There are 14 app servers running Tomcat 6.0 and connecting to the session servers.
Problem:
The Tomcat server will crash sometimes and unable to recover. This has happened on prod a few times and I have been able to reproduce it on our test env. It seems load is a factor contributing to the failure but it's not the root cause. Sometimes the problem happens when the load is normal.
I believe this has something to do with the Terracotta setup when I checked the TC server and client log file.
I've attached the following info:
1. TC server log
2. TC client log
3. Tomcat thread dump
4. TC config
Below are some of the errors I found after a load test. The problem started to happen after 13:40 in the log file.
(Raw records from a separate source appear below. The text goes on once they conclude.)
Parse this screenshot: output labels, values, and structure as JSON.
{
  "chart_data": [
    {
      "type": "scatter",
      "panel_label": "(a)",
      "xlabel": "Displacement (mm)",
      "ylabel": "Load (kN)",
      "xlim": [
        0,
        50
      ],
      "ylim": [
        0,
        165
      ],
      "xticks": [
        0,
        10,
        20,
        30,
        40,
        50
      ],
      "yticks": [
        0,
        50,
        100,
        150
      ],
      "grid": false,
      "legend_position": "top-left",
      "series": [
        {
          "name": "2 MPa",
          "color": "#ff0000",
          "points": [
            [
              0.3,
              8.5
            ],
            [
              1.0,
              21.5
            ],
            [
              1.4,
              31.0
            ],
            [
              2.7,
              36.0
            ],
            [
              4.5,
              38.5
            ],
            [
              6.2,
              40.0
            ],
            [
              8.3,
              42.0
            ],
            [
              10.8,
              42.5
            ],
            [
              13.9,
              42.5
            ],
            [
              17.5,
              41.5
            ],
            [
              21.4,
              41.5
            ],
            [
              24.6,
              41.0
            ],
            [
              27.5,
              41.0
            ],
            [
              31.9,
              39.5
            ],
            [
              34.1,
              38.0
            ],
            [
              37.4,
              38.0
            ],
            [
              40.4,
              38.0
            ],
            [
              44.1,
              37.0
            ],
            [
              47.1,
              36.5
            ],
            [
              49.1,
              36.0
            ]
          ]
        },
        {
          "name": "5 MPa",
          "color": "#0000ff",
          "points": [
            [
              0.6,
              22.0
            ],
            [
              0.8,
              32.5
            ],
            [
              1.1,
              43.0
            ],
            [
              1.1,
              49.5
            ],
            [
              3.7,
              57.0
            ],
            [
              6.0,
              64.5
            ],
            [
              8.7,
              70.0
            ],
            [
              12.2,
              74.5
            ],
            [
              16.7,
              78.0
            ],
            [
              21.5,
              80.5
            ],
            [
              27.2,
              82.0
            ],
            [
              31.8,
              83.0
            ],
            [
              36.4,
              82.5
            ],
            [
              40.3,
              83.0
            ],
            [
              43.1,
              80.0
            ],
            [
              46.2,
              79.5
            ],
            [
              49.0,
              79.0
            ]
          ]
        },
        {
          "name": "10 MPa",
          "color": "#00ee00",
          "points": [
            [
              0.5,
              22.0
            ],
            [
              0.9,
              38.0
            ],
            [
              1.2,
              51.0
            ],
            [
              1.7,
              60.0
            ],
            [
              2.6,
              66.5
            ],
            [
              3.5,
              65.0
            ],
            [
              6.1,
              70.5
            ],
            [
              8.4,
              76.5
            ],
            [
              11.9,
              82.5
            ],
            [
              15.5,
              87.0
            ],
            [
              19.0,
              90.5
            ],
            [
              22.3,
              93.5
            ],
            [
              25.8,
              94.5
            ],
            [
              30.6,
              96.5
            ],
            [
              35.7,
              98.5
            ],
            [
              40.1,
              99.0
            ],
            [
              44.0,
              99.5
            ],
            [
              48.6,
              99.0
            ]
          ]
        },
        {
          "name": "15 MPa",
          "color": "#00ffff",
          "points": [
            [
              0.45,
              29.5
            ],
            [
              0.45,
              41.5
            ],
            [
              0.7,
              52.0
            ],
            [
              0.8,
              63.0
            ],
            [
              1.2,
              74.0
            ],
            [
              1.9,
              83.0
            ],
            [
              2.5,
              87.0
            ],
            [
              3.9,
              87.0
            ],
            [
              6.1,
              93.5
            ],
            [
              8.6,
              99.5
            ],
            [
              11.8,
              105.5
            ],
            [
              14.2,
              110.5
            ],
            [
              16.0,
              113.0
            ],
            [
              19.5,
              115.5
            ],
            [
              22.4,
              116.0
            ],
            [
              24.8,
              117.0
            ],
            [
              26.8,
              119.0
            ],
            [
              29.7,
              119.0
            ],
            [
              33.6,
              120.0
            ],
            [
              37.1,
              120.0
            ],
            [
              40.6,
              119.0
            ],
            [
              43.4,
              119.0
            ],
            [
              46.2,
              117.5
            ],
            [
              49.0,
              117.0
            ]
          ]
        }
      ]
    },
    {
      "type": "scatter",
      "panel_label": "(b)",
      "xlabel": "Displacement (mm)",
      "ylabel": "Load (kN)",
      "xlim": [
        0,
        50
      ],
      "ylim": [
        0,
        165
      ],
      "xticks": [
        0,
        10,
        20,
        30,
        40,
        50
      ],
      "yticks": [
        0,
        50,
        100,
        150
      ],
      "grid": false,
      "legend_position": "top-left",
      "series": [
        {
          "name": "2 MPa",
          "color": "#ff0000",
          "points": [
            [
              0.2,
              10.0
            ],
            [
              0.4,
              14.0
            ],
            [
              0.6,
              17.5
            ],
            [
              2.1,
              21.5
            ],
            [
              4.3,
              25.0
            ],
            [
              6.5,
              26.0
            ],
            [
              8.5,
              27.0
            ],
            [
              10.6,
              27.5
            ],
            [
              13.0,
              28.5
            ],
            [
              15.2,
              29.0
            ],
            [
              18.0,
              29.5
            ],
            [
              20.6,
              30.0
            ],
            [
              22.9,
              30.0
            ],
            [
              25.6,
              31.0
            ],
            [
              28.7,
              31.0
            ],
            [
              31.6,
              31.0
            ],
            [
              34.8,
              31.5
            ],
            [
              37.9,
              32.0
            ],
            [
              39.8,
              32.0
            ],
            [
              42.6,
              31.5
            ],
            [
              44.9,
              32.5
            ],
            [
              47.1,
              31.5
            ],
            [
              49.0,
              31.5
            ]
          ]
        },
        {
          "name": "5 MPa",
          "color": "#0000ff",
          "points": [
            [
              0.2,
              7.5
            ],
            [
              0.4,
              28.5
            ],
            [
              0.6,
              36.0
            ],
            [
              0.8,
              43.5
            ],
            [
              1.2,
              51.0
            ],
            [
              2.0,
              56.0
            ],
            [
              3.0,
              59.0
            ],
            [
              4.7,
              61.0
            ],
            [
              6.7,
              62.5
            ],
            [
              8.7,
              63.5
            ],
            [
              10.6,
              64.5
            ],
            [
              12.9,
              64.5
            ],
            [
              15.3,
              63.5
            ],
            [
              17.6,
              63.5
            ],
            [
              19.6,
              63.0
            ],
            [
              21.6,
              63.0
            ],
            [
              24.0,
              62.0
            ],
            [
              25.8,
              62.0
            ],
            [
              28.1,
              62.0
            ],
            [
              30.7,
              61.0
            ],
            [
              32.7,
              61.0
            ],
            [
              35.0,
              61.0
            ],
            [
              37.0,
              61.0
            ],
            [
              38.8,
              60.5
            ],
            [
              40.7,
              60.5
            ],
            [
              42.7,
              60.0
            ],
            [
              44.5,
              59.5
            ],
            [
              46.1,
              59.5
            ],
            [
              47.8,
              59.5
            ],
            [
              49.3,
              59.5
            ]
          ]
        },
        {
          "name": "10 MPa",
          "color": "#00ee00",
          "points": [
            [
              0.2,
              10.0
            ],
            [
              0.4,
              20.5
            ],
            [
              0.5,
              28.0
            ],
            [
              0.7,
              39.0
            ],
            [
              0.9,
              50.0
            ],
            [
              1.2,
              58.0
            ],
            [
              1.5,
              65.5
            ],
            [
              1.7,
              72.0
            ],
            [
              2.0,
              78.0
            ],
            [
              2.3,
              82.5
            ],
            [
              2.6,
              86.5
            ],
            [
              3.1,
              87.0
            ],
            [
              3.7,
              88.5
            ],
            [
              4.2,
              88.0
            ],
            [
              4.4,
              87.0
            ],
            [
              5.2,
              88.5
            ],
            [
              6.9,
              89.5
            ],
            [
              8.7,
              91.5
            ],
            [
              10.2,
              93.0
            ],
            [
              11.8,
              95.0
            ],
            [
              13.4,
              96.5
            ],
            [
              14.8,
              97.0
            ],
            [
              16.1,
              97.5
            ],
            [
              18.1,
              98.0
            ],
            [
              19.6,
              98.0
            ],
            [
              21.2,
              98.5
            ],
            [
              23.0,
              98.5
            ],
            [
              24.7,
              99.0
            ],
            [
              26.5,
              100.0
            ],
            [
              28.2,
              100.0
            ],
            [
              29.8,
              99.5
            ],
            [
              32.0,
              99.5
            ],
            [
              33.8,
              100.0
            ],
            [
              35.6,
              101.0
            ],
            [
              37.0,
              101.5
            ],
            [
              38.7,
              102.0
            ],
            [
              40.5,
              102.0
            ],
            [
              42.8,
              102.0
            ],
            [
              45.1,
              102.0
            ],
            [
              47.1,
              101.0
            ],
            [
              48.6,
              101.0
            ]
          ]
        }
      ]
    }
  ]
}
2012-10-01 13:41:45,960 [L1_L2:TCComm Main Selector Thread_R (listen 0.0.0.0:64336)] ERROR com.tc.net.protocol.transport.TransportHandshakeErrorHandlerForL1 - com.tc.net.protocol.transport.TransportHandshakeErrorContext: com.tc.net.protocol.transport.TransportHandshakeErrorContext: "Client Cannot Reconnect. ConnectionID(17.c8dd256f25c04e5eabe8bfff0c9ffbea.31348ea2-7275-420a-9e1f-e41b63c9fadc-13a1a1eea42)[] not found. Connection attempts from the Terracotta node at 10.32.4.81:39190 are being rejected by the Terracotta server array."Message Class: com.tc.net.protocol.transport.TransportMessageImpl
Sealed: true, Header Length: 32, Data Length: 426, Total Length: 458
|